“Honey, How Could You?” read the title of the recent WSJ piece. Apparently many of us are at risk of being embarrassed by our spouses and of wanting to just run away and hide as a result.
There are two types of embarrassment. One (the one we are NOT dealing with here) is where your spouse, intentionally or un, targets you for embarrassment – either through teasing that can range from allegedly good-natured to downright cruel (and possibly abusive) or through revealing private information – which may run a similar spectrum.
The other type is when your husband or wife says or does something, perhaps silly or foolish, that embarrasses you.
Why are we embarrassed? Frequently it is because we imagine that people are laughing at our partner – and therefore us too by association. Or we think that they are looking at him (and therefore us too!) with disdain or contempt. We are embarrassed to be linked with someone who behaves like that, who thinks like that, who is the target of the scorn or derision of others, the butt of their humor. What does that say about me? My judgment? My choices? We feel judged and found wanting.
We should never be embarrassed by our spouses.
But what’s wrong with this scenario? Just like we should never be embarrassed by our children (so they should know we ALWAYS have their back), we should never be embarrassed by our spouses. Our first and most important commitment is to them. Our loyalty is to them. Our support is to them.
Whose opinion is more valuable to us than theirs? What do we care about how other people, who are less important to us, whose opinion if accessed objectively is actually irrelevant or certainly flawed, respond?
When my children would come home from school complaining about name calling, my husband would always ask them if it was true and if it came from someone whose opinion they valued. The answer to both questions was always no. I still remember an incident from college. My dorm mother complimented me on the dress I was wearing. I floated through the day feeling very good about myself until I remembered she was the same person who had chosen the really dreadful material for the couches in the common room. Her opinion shouldn’t have had the weight to inflate or deflate my sense of self.

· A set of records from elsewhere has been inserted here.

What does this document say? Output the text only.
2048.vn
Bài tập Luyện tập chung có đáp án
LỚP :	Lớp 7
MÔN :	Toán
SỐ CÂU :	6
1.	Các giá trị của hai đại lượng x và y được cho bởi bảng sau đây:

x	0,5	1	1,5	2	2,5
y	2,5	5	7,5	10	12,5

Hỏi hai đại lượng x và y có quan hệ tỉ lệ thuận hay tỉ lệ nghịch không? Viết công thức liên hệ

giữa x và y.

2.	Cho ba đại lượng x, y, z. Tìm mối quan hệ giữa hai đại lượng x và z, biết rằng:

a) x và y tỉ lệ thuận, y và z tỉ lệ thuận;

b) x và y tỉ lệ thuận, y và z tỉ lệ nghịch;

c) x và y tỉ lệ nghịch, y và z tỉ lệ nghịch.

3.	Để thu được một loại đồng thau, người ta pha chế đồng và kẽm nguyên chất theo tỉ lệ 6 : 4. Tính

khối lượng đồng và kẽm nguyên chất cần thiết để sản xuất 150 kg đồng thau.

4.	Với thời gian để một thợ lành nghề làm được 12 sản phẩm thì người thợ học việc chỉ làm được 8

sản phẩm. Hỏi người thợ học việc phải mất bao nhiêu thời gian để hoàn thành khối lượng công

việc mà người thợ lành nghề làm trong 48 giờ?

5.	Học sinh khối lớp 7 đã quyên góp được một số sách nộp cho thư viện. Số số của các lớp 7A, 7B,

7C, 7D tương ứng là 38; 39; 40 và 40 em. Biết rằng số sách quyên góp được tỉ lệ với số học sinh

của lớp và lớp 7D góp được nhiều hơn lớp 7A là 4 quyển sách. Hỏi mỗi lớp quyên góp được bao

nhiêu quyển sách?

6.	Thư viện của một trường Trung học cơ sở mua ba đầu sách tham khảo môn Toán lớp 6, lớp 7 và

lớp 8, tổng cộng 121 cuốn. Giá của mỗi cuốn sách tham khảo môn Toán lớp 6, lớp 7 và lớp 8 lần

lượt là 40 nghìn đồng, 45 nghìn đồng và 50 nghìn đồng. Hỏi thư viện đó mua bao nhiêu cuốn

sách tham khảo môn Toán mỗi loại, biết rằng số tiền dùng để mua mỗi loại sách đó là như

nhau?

What does it say about our marriage and our commitment that we are so vulnerable to the opinions of others? What does it say about us and our sense of self-worth?
Please God, if you have many years together, your spouse will inevitably say and do some foolish things along the way (yes even your spouse). And, believe it or not, so will you. But whatever you say or do, you want your partner’s support. You want to know they’ve got your back – even when you make a mistake or exercise less than stellar judgment.
An individual sense of embarrassment can be a healthy thing. It may prevent us from behaving in ways that we later regret, that are a source of shame. It may act as a fence against loss of control or foolhardy behavior. It keeps us in check. It’s a good personal tool for self-control.
But the key is self-control. We don’t want to control our spouses (well, maybe we do but that’s another problem!). Our job is not to keep them in check (although we may sometimes need to gently suggest that certain behaviors should be scaled back). Our job is to be supportive, however they act, whatever they do. We don’t want our husband or wife to ever be embarrassed by us. And we need to respond in kind. With unconditional love and support. Whatever they say (however bad the joke!) and whatever they do.